What sexual harassment victims can learn from the Bob Filner case
Posted in Sexual Harassment on October 4, 2013
It has been over a month since Bob Filner disgracefully resigned from his position as San Diego’s mayor. Although much of the media attention has died down in recent weeks, the allegations against Filner continue to prompt discussion and highlight the problem of workplace sexual harassment.
Although Mr. Filner is a particularly high-profile figure, he was allegedly able to harass dozens of women before finally being taken to task. His case highlights two important ideas about sexual harassment that we’ll discuss in today’s post.
The first idea is that unless a sexual harasser is called out and held accountable, they will likely go on to harass others. According to the numerous allegations against him, Filner had been sexually harassing women for some years; first as a long-time U.S. Congressman and then as mayor.

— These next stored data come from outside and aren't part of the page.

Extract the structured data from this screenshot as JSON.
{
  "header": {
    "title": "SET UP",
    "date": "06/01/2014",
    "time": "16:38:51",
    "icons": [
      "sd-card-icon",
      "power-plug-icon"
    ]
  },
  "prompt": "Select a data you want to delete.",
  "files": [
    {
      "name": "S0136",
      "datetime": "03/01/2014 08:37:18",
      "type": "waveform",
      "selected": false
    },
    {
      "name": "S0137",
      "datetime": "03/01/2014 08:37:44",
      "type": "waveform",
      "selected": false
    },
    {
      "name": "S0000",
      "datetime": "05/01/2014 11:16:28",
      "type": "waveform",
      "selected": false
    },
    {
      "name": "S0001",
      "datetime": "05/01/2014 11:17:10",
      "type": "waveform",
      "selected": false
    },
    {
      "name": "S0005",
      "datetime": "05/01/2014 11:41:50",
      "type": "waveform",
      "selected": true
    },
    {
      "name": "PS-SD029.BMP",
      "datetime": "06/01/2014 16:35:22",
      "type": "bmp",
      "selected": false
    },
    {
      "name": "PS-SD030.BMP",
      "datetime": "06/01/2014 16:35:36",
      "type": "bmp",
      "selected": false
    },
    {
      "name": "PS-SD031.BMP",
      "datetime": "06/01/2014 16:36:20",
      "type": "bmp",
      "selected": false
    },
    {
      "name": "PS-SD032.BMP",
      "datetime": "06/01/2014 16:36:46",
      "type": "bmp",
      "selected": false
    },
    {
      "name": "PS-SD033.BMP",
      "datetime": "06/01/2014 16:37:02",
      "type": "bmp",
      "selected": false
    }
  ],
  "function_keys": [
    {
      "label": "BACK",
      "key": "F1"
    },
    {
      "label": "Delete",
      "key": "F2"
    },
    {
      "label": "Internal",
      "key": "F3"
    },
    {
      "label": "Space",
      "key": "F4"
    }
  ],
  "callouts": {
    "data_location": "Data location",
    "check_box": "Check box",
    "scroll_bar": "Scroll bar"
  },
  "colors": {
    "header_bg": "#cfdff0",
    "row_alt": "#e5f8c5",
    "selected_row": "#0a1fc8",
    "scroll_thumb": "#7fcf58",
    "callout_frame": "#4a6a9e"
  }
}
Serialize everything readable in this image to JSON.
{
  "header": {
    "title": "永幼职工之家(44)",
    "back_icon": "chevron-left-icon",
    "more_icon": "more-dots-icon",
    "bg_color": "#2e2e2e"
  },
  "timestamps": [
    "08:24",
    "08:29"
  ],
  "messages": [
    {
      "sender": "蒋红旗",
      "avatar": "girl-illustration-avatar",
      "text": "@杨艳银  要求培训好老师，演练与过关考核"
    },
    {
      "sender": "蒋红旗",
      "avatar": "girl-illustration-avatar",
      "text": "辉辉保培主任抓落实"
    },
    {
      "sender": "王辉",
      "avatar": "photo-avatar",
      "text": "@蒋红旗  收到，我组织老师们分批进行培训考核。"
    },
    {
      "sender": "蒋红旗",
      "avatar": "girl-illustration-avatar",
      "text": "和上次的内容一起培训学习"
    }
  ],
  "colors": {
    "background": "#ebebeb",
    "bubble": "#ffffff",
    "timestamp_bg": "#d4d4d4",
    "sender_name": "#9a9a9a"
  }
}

When his former press secretary worked up the courage to take her allegations public, a wave of other alleged victims followed. This is one of the many reasons why it is important for sexual harassment victims to report the illegal behavior. In addition to standing up for themselves, they are also standing up for past victims and potential future victims of the person who sexually harassed them.
The second idea is that victims who come forward should be prepared to receive some skepticism and blowback, but this should not be a deterrent. Despite the fact that so many women accused Filner of harassment, and that many of these women were accomplished in their own careers, there were still critics who initially viewed the women as dishonest and opportunistic.
If you have been sexually harassed, please don’t let fear of skepticism keep you silent. Instead, just report the truth and let the facts speak for themselves. In the end, the critics don’t count.